Warning Signs to Look Out For

  • Is your animal companion whimpering, panting, or showing signs of lethargy, excessive sleepiness, aggression, or disorientation?
  • Is the belly bloated or distended? Has there been sudden weight loss or gain – or increased water intake or urination?
  • Is the animal’s coat matted, coarse, patchy, or emitting a bad odour?
  • Is the skin red, raw, or oozing? Are there new lumps, warts, scabs, or parasites?
  • Is the animal limping, having difficulty getting up or walking, or exhibiting stiffness or lack of coordination?
  • Are the eyes dry, cloudy, watery, discoloured, or showing a discharge? Does his or her eyesight seem to be deteriorating?
  • Do the ears seem to be a source of discomfort? You might notice head shaking, itchiness, a foul smell, crustiness, discharge, or apparent loss of hearing.
  • Check the teeth: are any broken or loose, does the breath smell bad, are there signs of tartar or plaque, or are the gums red or receding?
  • Is the animal’s breathing laboured or irregular?
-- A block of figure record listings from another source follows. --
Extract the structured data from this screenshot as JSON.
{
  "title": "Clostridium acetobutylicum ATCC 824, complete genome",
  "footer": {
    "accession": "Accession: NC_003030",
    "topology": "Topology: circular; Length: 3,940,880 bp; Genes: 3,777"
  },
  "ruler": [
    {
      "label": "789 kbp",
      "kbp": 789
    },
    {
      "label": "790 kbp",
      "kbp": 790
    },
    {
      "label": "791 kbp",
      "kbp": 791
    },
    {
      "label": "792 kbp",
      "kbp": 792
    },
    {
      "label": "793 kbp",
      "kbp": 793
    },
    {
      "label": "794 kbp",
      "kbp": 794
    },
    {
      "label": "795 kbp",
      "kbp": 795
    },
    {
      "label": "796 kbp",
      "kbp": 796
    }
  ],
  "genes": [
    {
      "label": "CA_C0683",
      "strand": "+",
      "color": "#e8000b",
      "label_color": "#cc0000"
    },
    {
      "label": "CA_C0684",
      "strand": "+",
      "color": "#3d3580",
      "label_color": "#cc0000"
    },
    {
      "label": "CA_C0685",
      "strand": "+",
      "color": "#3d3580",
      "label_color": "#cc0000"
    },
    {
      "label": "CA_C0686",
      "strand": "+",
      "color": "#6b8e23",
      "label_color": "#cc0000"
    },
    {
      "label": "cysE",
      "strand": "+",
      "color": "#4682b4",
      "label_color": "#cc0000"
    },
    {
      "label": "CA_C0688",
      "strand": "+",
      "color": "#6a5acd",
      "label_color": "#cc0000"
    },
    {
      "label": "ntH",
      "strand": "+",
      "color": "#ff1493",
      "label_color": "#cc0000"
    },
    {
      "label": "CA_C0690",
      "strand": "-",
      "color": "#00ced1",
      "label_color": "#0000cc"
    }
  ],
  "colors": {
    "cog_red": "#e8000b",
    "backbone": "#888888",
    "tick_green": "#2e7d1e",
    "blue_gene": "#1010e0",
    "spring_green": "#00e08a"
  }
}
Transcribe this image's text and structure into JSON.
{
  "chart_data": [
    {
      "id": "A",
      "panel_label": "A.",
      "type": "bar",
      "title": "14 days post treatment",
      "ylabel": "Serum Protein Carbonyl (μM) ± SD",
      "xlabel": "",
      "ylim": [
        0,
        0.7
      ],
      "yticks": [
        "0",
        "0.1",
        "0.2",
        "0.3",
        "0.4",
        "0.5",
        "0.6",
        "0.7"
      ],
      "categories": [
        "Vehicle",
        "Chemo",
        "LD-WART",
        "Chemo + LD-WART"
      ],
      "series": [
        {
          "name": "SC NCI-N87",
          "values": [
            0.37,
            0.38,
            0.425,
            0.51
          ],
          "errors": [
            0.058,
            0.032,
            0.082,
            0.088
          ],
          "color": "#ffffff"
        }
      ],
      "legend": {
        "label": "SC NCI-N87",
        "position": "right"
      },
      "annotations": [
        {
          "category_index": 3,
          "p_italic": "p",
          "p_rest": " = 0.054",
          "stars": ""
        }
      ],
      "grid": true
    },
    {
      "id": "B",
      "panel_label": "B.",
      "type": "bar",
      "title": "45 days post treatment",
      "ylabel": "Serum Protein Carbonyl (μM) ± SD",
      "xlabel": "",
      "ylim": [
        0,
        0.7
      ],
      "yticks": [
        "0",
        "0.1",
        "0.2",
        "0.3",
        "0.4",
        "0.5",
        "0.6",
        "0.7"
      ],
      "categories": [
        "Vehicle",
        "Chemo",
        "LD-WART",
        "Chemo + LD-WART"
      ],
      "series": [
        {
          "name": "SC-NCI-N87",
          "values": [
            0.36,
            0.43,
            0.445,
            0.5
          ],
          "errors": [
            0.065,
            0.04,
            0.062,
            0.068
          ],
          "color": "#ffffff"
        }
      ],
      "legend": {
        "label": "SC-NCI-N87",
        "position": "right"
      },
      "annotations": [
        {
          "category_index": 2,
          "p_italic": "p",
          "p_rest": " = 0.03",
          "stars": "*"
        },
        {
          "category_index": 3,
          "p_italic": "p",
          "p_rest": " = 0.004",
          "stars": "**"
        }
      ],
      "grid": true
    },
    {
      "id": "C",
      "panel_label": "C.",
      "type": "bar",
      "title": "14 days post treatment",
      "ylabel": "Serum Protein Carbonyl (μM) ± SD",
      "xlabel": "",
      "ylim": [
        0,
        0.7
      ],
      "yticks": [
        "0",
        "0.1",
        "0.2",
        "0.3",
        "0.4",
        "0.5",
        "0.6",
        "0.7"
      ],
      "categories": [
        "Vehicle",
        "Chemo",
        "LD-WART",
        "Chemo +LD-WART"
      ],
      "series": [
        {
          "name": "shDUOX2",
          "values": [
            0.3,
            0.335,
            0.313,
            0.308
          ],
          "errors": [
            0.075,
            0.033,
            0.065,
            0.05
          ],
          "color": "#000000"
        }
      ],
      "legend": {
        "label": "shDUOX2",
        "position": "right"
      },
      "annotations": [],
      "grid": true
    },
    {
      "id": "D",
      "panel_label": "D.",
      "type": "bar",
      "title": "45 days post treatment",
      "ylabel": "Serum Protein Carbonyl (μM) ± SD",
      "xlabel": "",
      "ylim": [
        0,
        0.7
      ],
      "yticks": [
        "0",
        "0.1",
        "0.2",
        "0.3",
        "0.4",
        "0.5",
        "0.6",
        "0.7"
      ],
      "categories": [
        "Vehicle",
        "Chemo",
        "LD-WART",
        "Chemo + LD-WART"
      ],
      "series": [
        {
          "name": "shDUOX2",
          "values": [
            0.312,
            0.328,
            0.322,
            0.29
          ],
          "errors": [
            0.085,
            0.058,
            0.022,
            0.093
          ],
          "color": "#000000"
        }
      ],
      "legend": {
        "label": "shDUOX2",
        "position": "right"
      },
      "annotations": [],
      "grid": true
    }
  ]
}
Is he or she coughing, gagging, sneezing, congested, or breathing open-mouthed?
  • Have you noticed vomiting, a loss of appetite, constipation, straining, diarrhoea, or loose, bloody, or black stools?
  • Is there redness or discharge around the anus or genitals?
  • Are the animal’s paws tender, or are the nails split, overgrown, or ingrown?

Many of these symptoms are caused by conditions that are highly treatable, so be sure to get your animals to the vet right away so they can start on the road to recovery and feeling better.

senior cat

Caring for a Senior Animal

  • Do elevate your animals’ food and water bowls so that they don’t have to crouch down to eat and drink.
  • Do walk, play with, and exercise your animal – movement and activity are good for every system in the body.
  • Do make sure that your dog gets more frequent toilet breaks and your cat has access to a clean litter tray at all times.
  • Do help animals stay warm in winter (coats, sweaters, heating pads) and cool in summer (kiddie swimming pools, fans, air conditioning).
  • Do put down non-skid flooring indoors.
  • Do provide animals with comfortable, quality bedding to cushion their ageing joints.
  • Do give your animals a safe, quiet, and peaceful place to which they can retreat.
  • Do consider putting a permanent ramp for dogs over your steps and carrying one in your car.
  • Do get blood tests done once a year, even if you think nothing is wrong.
  • Don’t let senior animals jump out of your vehicle or off the couch or bed.
  • Don’t assume that health problems are just an inevitable symptom of old age – seek professional advice from a trusted veterinarian.
  • Don’t put your animals through painful surgeries or other procedures that have little chance of prolonging life, that come with a lengthy or difficult rehabilitation, and/or that will result in a poor quality of life.

senior dog

Know When to Say ‘When’ on Your Animal’s Behalf

Some conditions are not treatable and cause considerable discomfort. If you’re pretty sure that your animal is in pain every day and/or has a terminal illness, don’t prolong the agony just because the decision to euthanise is hard to make. Put your companion’s comfort first.

Our animals deserve a dignified, peaceful death – timed to take place before things become unbearable. When in doubt, consult someone whose judgement you trust. Get a second opinion and a third if you need to, but if your gut tells you that your animal is suffering, don’t delay – arrange for euthanasia as quickly as possible, preferably at home, surrounded by his or her loved ones.